Desastres como seca e incêndios naturais são muito comuns nesta época do ano nas regiões Centro-Oeste, Nordeste e Sudeste

período de seca castiga diversas regiões do País e, com ele, aumenta a probabilidade de incêndios naturais. Atenta aos riscos iminentes, a Defesa Civil Nacional alerta para os perigos que a baixa umidade relativa do ar pode causar à população. Há riscos de incêndios especialmente nas regiões Centro-Oeste, Nordeste e Sudeste, ocasionados pela baixa umidade do ar.

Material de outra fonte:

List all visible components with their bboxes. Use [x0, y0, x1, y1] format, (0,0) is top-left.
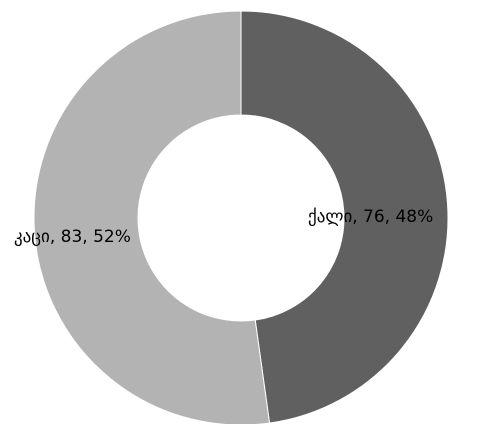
slice-label-male: კაცი, 83, 52%: [14, 227, 131, 247]
slice-female: [240, 10, 449, 424]
slice-label-female: ქალი, 76, 48%: [308, 207, 433, 227]
slice-male: [33, 10, 271, 426]
slices-group: [33, 10, 449, 426]
labels-group: ქალი, 76, 48% კაცი, 83, 52%: [14, 207, 433, 247]
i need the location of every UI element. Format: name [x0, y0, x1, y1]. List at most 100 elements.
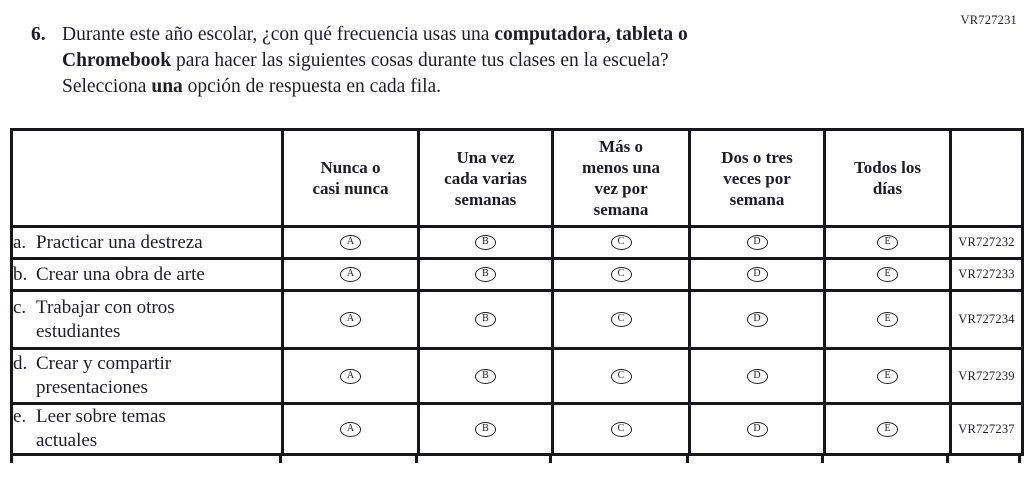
option-bubble-d[interactable]: D	[746, 235, 768, 251]
column-header-mas-o-menos: Más o menos una vez por semana	[551, 128, 691, 228]
option-bubble-a[interactable]: A	[340, 312, 361, 328]
option-cell: C	[551, 402, 691, 456]
option-cell: D	[688, 289, 826, 350]
row-label: c. Trabajar con otros estudiantes	[10, 289, 284, 350]
option-cell: E	[823, 347, 952, 405]
row-code: VR727239	[949, 347, 1024, 405]
option-cell: D	[688, 347, 826, 405]
option-cell: E	[823, 257, 952, 292]
column-border-stub	[10, 456, 13, 463]
option-bubble-b[interactable]: B	[475, 368, 496, 384]
question-text-part: opción de respuesta en cada fila.	[182, 76, 442, 97]
column-border-stub	[946, 456, 949, 463]
option-bubble-d[interactable]: D	[746, 368, 768, 384]
option-cell: A	[281, 347, 420, 405]
option-bubble-a[interactable]: A	[340, 267, 361, 283]
column-border-stub	[821, 456, 824, 463]
question-block: 6. Durante este año escolar, ¿con qué fr…	[31, 22, 688, 100]
row-label: a. Practicar una destreza	[10, 225, 284, 260]
option-cell: A	[281, 289, 420, 350]
option-cell: A	[281, 225, 420, 260]
column-header-una-vez: Una vez cada varias semanas	[417, 128, 554, 228]
option-cell: D	[688, 225, 826, 260]
question-text-bold: una	[151, 76, 183, 97]
header-corner-cell	[10, 128, 284, 228]
row-letter: d.	[13, 353, 28, 374]
response-table: Nunca o casi nunca Una vez cada varias s…	[10, 128, 1024, 456]
option-bubble-e[interactable]: E	[877, 368, 898, 384]
table-row: a. Practicar una destreza A B C D E VR72…	[10, 225, 1024, 260]
option-bubble-c[interactable]: C	[610, 368, 632, 384]
row-code: VR727237	[949, 402, 1024, 456]
option-bubble-b[interactable]: B	[475, 235, 496, 251]
option-bubble-e[interactable]: E	[877, 267, 898, 283]
row-label: d. Crear y compartir presentaciones	[10, 347, 284, 405]
option-cell: D	[688, 402, 826, 456]
table-row: e. Leer sobre temas actuales A B C D E V…	[10, 402, 1024, 456]
option-bubble-b[interactable]: B	[475, 421, 496, 437]
option-cell: E	[823, 225, 952, 260]
column-border-stub	[1018, 456, 1021, 463]
row-text: Crear y compartir presentaciones	[36, 353, 172, 398]
option-bubble-a[interactable]: A	[340, 421, 361, 437]
row-text: Trabajar con otros estudiantes	[36, 296, 175, 342]
option-cell: B	[417, 402, 554, 456]
table-row: d. Crear y compartir presentaciones A B …	[10, 347, 1024, 405]
option-bubble-c[interactable]: C	[610, 267, 632, 283]
option-cell: C	[551, 225, 691, 260]
row-label: b. Crear una obra de arte	[10, 257, 284, 292]
row-text: Practicar una destreza	[36, 231, 203, 253]
table-continuation-stubs	[10, 456, 1021, 465]
option-bubble-e[interactable]: E	[877, 235, 898, 251]
question-text-part: Durante este año escolar, ¿con qué frecu…	[62, 24, 495, 45]
page-code: VR727231	[960, 13, 1017, 27]
option-bubble-b[interactable]: B	[475, 267, 496, 283]
row-label: e. Leer sobre temas actuales	[10, 402, 284, 456]
option-bubble-a[interactable]: A	[340, 235, 361, 251]
column-border-stub	[686, 456, 689, 463]
question-text-part: Selecciona	[62, 76, 152, 97]
option-cell: D	[688, 257, 826, 292]
option-cell: B	[417, 289, 554, 350]
row-letter: e.	[13, 406, 27, 428]
option-cell: A	[281, 257, 420, 292]
option-bubble-e[interactable]: E	[877, 312, 898, 328]
row-letter: b.	[13, 263, 28, 285]
option-bubble-a[interactable]: A	[340, 368, 361, 384]
column-header-todos: Todos los días	[823, 128, 952, 228]
question-number: 6.	[31, 24, 46, 45]
option-cell: B	[417, 257, 554, 292]
option-bubble-d[interactable]: D	[746, 421, 768, 437]
option-bubble-c[interactable]: C	[610, 235, 632, 251]
option-cell: A	[281, 402, 420, 456]
row-code: VR727234	[949, 289, 1024, 350]
question-text-bold: computadora, tableta o	[494, 24, 688, 45]
response-table-wrap: Nunca o casi nunca Una vez cada varias s…	[10, 128, 1024, 465]
table-row: b. Crear una obra de arte A B C D E VR72…	[10, 257, 1024, 292]
option-cell: E	[823, 402, 952, 456]
option-bubble-b[interactable]: B	[475, 312, 496, 328]
option-bubble-d[interactable]: D	[746, 312, 768, 328]
option-bubble-c[interactable]: C	[610, 421, 632, 437]
column-border-stub	[279, 456, 282, 463]
row-code: VR727232	[949, 225, 1024, 260]
option-cell: E	[823, 289, 952, 350]
header-code-cell	[949, 128, 1024, 228]
column-header-nunca: Nunca o casi nunca	[281, 128, 420, 228]
option-cell: C	[551, 289, 691, 350]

Hoje, no Brasil, 149 municípios estão em situação de emergência para a seca: 133 em Minas Gerais, cinco em Sergipe, quatro no Rio Grande do Norte, quatro no Piauí e três no Ceará. Em relação aos incêndios florestais, 22 cidades estão em situação de emergência, das quais 14 estão localizadas no Mato Grosso do Sul e outras oito em Goiás.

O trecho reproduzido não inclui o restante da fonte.